Meditation and Nutrition
Meditation could have a positive impact on stress, anxiety, mindless eating, reckless food choices, weight loss, diabetes, and cardiovascular disease.
The ancient practice of meditation involves residing in a deep state of concentration uninterrupted by thoughts. Research shows meditation has the ability to clear, calm, and focus the mind with benefits such as moderating stress response, lowering glucose levels, decreasing blood pressure, and other issues associated with cardiovascular disease. It has also been shown to increase mindfulness for weight management and eating disorders.
The role of a dietitian includes exploring a patient’s lifestyle as it relates to their relationship with food. What you eat can strongly be influenced by emotions (anger, disgust, fear, happiness, sadness, and surprise). It’s no surprise that food and emotion are interconnected.

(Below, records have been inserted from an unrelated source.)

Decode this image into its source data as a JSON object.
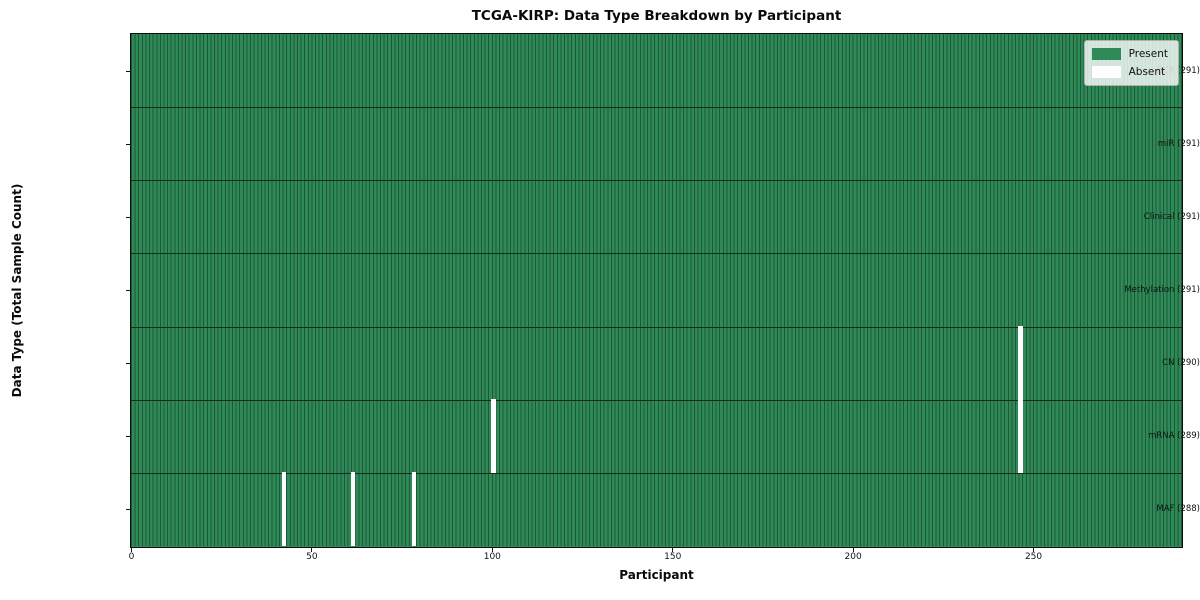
{
  "title": "TCGA-KIRP: Data Type Breakdown by Participant",
  "xlabel": "Participant",
  "ylabel": "Data Type (Total Sample Count)",
  "legend": {
    "present_label": "Present",
    "absent_label": "Absent"
  },
  "colors": {
    "present": "#2e8b57",
    "absent": "#ffffff",
    "bar_edge_line": "#1d5737",
    "row_divider": "#152b1d",
    "plot_border": "#0c0c0c",
    "axis_text": "#111111",
    "legend_border": "#b0b0b0"
  },
  "chart_data": {
    "type": "heatmap",
    "title": "TCGA-KIRP: Data Type Breakdown by Participant",
    "xlabel": "Participant",
    "ylabel": "Data Type (Total Sample Count)",
    "x_range": [
      0,
      291
    ],
    "x_ticks": [
      0,
      50,
      100,
      150,
      200,
      250
    ],
    "total_participants": 291,
    "legend": [
      "Present",
      "Absent"
    ],
    "legend_position": "upper right",
    "grid": false,
    "rows": [
      {
        "data_type": "BCR",
        "label": "BCR (291)",
        "sample_count": 291,
        "absent_participants": []
      },
      {
        "data_type": "miR",
        "label": "miR (291)",
        "sample_count": 291,
        "absent_participants": []
      },
      {
        "data_type": "Clinical",
        "label": "Clinical (291)",
        "sample_count": 291,
        "absent_participants": []
      },
      {
        "data_type": "Methylation",
        "label": "Methylation (291)",
        "sample_count": 291,
        "absent_participants": []
      },
      {
        "data_type": "CN",
        "label": "CN (290)",
        "sample_count": 290,
        "absent_participants": [
          246
        ]
      },
      {
        "data_type": "mRNA",
        "label": "mRNA (289)",
        "sample_count": 289,
        "absent_participants": [
          100,
          246
        ]
      },
      {
        "data_type": "MAF",
        "label": "MAF (288)",
        "sample_count": 288,
        "absent_participants": [
          42,
          61,
          78
        ]
      }
    ]
  }
}
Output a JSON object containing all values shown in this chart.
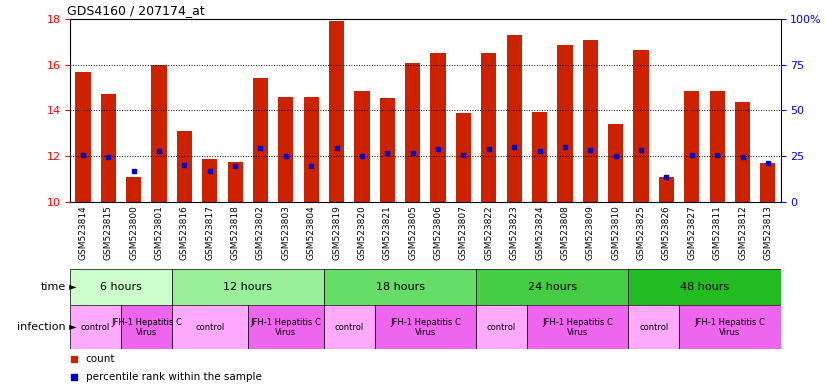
{
  "title": "GDS4160 / 207174_at",
  "samples": [
    "GSM523814",
    "GSM523815",
    "GSM523800",
    "GSM523801",
    "GSM523816",
    "GSM523817",
    "GSM523818",
    "GSM523802",
    "GSM523803",
    "GSM523804",
    "GSM523819",
    "GSM523820",
    "GSM523821",
    "GSM523805",
    "GSM523806",
    "GSM523807",
    "GSM523822",
    "GSM523823",
    "GSM523824",
    "GSM523808",
    "GSM523809",
    "GSM523810",
    "GSM523825",
    "GSM523826",
    "GSM523827",
    "GSM523811",
    "GSM523812",
    "GSM523813"
  ],
  "counts": [
    15.7,
    14.7,
    11.1,
    16.0,
    13.1,
    11.85,
    11.75,
    15.4,
    14.6,
    14.6,
    17.9,
    14.85,
    14.55,
    16.1,
    16.5,
    13.9,
    16.5,
    17.3,
    13.95,
    16.85,
    17.1,
    13.4,
    16.65,
    11.1,
    14.85,
    14.85,
    14.35,
    11.7
  ],
  "percentiles": [
    12.05,
    11.95,
    11.35,
    12.2,
    11.6,
    11.35,
    11.55,
    12.35,
    12.0,
    11.55,
    12.35,
    12.0,
    12.15,
    12.15,
    12.3,
    12.05,
    12.3,
    12.4,
    12.2,
    12.4,
    12.25,
    12.0,
    12.25,
    11.1,
    12.05,
    12.05,
    11.95,
    11.7
  ],
  "time_groups": [
    {
      "label": "6 hours",
      "start": 0,
      "end": 4,
      "color": "#ccffcc"
    },
    {
      "label": "12 hours",
      "start": 4,
      "end": 10,
      "color": "#99ee99"
    },
    {
      "label": "18 hours",
      "start": 10,
      "end": 16,
      "color": "#66dd66"
    },
    {
      "label": "24 hours",
      "start": 16,
      "end": 22,
      "color": "#44cc44"
    },
    {
      "label": "48 hours",
      "start": 22,
      "end": 28,
      "color": "#00bb00"
    }
  ],
  "infection_groups": [
    {
      "label": "control",
      "start": 0,
      "end": 2,
      "color": "#ffaaff"
    },
    {
      "label": "JFH-1 Hepatitis C\nVirus",
      "start": 2,
      "end": 4,
      "color": "#ee66ee"
    },
    {
      "label": "control",
      "start": 4,
      "end": 7,
      "color": "#ffaaff"
    },
    {
      "label": "JFH-1 Hepatitis C\nVirus",
      "start": 7,
      "end": 10,
      "color": "#ee66ee"
    },
    {
      "label": "control",
      "start": 10,
      "end": 12,
      "color": "#ffaaff"
    },
    {
      "label": "JFH-1 Hepatitis C\nVirus",
      "start": 12,
      "end": 16,
      "color": "#ee66ee"
    },
    {
      "label": "control",
      "start": 16,
      "end": 18,
      "color": "#ffaaff"
    },
    {
      "label": "JFH-1 Hepatitis C\nVirus",
      "start": 18,
      "end": 22,
      "color": "#ee66ee"
    },
    {
      "label": "control",
      "start": 22,
      "end": 24,
      "color": "#ffaaff"
    },
    {
      "label": "JFH-1 Hepatitis C\nVirus",
      "start": 24,
      "end": 28,
      "color": "#ee66ee"
    }
  ],
  "bar_color": "#cc2200",
  "percentile_color": "#0000cc",
  "ylim_left": [
    10,
    18
  ],
  "ylim_right": [
    0,
    100
  ],
  "yticks_left": [
    10,
    12,
    14,
    16,
    18
  ],
  "yticks_right": [
    0,
    25,
    50,
    75,
    100
  ],
  "background_color": "#ffffff"
}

Starting off, meditation sounds challenging and downright impossible.
Psychology Today recommends starting small with 3-5 minutes (or less). Beginners may find it strange to sit in silence with their innermost thoughts and feelings, and do nothing. Meditation does require some practice. Your mind will wander, try to maintain focus by slowing down and focusing in 60 seconds intervals. Try to focus on your breaths out or a single image. Meditation can take many forms such as mindfulness, visualization, walking meditation, or focused awareness.
Reading, attending classes, listening to podcasts and apps can provide lots of information and guidance on mediation. Our patients have found apps like Headspace, Calm, Insight Timer to be helpful. Some informative podcasts about meditation include The Overwhelmed Brain, Meditation Minis, The Daily Mediation Podcast, and Meditation Oasis.
The value of meditation is not dependent on how much you do or how committed you are. The value of meditation is measured by how you are able to positivity impact your quality of life.